Já o segundo parágrafo, determina que o Banco Central do Brasil fará “publicar diariamente as operações realizadas, de forma individualizada, com todas as respectivas informações, inclusive as condições financeiras e econômicas das operações, como taxas de juros pactuadas, valores envolvidos e prazos”, fazendo tábula rasa do sigilo bancário e do dever de fidúcia do gestor financeiro quando usa de recursos de terceiros. Também é pouco aplicável e enfrentará sérios entraves.
Em terceiro lugar, obriga o presidente do Banco Central a prestar contas ao Congresso Nacional, a cada 30 (trinta) dias, do conjunto das operações previstas realizadas. Não há nada de errado nisto, como indica o princípio da accountability do Direito Americano, mas lá o poder emissor é do Congresso e não do Executivo, os seus dirigentes têm mandato e, como decorrência de um compromisso institucional (o Fed-Treasury Accord de 1951), a autoridade monetária é autônoma.
Finalmente, sobre a obrigatoriedade de rating, ou a classificação em categoria de risco de crédito no mercado local equivalente a BB- ou superior, conferida por pelo menos 1 (uma) das 3 (três) maiores agências internacionais de classificação de risco, com preço de referência publicado por entidade do mercado financeiro acreditada pelo Banco Central.

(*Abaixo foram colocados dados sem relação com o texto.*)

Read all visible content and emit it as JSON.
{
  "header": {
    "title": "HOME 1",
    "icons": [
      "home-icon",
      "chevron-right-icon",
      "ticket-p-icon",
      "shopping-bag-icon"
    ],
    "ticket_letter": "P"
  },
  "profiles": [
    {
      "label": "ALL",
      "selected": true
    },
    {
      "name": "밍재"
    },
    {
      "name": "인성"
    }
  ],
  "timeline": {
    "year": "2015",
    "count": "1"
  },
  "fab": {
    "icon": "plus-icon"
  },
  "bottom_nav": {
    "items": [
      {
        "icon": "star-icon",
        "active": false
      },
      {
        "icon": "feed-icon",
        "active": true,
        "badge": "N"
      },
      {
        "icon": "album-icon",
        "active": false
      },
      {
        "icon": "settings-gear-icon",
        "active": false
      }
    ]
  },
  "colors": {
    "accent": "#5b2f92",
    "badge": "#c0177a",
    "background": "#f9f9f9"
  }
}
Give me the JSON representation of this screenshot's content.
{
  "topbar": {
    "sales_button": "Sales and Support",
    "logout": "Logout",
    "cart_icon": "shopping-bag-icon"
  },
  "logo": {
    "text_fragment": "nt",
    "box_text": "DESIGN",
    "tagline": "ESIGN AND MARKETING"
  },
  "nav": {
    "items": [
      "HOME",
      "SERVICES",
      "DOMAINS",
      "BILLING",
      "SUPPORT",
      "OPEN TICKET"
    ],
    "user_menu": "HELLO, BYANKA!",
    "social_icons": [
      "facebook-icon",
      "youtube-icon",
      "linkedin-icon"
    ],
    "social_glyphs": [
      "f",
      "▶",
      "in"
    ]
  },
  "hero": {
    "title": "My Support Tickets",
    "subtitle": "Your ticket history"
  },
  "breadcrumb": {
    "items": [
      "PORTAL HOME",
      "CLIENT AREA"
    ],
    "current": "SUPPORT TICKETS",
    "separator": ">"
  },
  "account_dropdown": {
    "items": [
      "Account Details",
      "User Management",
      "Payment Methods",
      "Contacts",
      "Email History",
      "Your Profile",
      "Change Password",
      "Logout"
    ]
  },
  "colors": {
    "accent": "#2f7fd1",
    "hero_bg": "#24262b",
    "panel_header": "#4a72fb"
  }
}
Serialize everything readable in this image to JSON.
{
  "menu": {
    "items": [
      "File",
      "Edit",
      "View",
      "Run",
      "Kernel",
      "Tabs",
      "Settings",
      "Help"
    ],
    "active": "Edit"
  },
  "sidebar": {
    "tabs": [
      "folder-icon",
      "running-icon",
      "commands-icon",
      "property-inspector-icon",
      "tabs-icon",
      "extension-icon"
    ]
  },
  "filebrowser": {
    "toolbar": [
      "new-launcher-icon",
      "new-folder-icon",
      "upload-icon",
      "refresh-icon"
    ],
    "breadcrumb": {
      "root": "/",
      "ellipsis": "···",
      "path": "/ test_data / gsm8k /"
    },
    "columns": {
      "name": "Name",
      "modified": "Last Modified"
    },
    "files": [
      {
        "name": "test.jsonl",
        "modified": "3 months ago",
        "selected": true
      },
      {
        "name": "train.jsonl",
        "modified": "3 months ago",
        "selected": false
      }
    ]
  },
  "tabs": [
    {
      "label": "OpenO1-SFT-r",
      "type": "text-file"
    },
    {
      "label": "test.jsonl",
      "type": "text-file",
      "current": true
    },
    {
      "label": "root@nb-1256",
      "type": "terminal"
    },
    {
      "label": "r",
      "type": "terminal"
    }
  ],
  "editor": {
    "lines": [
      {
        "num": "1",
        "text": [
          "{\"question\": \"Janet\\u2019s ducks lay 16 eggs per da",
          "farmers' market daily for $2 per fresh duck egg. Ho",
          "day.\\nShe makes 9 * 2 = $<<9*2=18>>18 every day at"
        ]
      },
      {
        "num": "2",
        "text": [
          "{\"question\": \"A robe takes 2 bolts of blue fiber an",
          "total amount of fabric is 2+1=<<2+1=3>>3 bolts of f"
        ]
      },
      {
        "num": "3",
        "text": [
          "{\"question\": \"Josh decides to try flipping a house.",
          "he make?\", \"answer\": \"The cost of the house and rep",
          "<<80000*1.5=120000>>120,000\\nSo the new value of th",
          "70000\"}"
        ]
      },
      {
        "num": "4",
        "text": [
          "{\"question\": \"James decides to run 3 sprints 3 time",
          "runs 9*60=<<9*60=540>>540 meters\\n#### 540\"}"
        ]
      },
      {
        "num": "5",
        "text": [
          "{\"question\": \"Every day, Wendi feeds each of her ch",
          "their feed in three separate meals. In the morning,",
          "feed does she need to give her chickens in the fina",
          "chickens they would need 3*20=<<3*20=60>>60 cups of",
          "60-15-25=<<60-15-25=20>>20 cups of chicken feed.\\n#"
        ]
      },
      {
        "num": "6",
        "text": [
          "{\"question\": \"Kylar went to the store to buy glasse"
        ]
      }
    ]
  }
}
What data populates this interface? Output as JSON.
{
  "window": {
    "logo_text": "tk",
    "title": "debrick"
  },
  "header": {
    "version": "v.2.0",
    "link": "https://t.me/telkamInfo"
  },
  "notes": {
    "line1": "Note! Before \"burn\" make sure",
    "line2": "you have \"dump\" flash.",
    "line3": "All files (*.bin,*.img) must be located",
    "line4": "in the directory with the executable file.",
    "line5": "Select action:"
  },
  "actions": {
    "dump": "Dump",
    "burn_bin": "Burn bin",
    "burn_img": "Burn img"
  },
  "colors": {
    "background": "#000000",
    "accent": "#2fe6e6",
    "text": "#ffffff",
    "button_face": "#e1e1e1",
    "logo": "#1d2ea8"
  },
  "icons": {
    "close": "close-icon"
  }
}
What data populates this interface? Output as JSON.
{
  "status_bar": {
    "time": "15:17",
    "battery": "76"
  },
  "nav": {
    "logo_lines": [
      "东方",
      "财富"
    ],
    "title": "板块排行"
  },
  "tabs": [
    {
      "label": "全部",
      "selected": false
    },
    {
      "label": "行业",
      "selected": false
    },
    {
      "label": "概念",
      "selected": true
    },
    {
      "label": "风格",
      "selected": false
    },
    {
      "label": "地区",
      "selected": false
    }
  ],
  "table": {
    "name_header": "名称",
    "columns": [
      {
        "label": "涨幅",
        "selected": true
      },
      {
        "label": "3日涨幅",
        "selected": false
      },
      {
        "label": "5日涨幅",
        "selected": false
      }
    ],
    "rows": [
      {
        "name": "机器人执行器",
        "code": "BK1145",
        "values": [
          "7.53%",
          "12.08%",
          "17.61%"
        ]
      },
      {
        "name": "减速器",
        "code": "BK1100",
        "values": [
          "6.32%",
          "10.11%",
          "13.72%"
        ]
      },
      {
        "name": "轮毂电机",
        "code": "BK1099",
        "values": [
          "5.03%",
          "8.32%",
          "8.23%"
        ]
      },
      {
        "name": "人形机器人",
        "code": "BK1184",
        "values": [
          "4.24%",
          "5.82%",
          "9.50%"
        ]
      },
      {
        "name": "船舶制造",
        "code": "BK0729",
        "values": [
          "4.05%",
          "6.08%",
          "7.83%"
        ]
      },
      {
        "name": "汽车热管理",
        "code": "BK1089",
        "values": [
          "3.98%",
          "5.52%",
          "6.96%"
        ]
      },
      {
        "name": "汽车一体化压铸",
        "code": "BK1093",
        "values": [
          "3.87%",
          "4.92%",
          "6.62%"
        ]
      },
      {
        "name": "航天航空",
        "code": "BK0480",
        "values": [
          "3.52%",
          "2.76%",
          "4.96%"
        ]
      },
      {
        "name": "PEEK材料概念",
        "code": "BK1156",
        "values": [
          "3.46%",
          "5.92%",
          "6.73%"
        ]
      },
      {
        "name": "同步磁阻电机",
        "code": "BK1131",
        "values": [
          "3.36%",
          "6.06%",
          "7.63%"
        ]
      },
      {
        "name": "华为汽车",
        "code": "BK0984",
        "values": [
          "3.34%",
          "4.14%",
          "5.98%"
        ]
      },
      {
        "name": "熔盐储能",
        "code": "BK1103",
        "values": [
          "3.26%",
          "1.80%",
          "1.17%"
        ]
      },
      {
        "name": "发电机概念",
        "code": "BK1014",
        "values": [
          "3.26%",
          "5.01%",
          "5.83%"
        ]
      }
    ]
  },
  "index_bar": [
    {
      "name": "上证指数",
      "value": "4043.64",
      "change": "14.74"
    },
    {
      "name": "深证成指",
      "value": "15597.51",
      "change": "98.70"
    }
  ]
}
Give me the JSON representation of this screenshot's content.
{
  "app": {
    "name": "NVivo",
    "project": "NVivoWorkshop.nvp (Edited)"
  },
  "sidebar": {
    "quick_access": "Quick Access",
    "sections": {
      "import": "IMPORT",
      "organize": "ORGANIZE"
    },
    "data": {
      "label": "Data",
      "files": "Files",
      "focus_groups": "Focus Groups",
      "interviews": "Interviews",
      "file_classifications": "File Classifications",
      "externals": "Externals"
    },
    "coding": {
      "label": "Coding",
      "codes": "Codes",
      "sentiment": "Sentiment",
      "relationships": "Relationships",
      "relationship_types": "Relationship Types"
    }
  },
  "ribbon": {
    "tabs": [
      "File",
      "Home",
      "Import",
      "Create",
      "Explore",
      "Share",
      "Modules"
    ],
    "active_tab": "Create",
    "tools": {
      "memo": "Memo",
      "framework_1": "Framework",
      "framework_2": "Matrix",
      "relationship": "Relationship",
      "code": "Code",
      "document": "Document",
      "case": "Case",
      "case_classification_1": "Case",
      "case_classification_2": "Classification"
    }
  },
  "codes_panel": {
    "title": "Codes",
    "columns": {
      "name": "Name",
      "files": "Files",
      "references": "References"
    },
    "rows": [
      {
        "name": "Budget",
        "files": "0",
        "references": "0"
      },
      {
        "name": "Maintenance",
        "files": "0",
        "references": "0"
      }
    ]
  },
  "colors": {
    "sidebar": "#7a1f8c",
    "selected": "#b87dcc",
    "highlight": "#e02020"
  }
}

A classificação BB- já é considerada como junk bond, portanto, inferior de alto risco (o chamado investment grade é BBB ou Baa), e sua precificação não é simples, até porque rating é, em alguns casos, contratado pelo emissor, num potencial conflito de interesse entre contratante e emissor e, em geral, caro.
Não apenas só as maiores emissões conseguem ter ratings, como também ele não é a prova cabal da ausência de risco, mas apenas uma avaliação de terceiros sobre a capacidade da empresa em honrar suas obrigações até aquela data.
Por tudo isto, perde-se mais uma oportunidade de se fazer bem-feito uma medida real e necessária. Pena.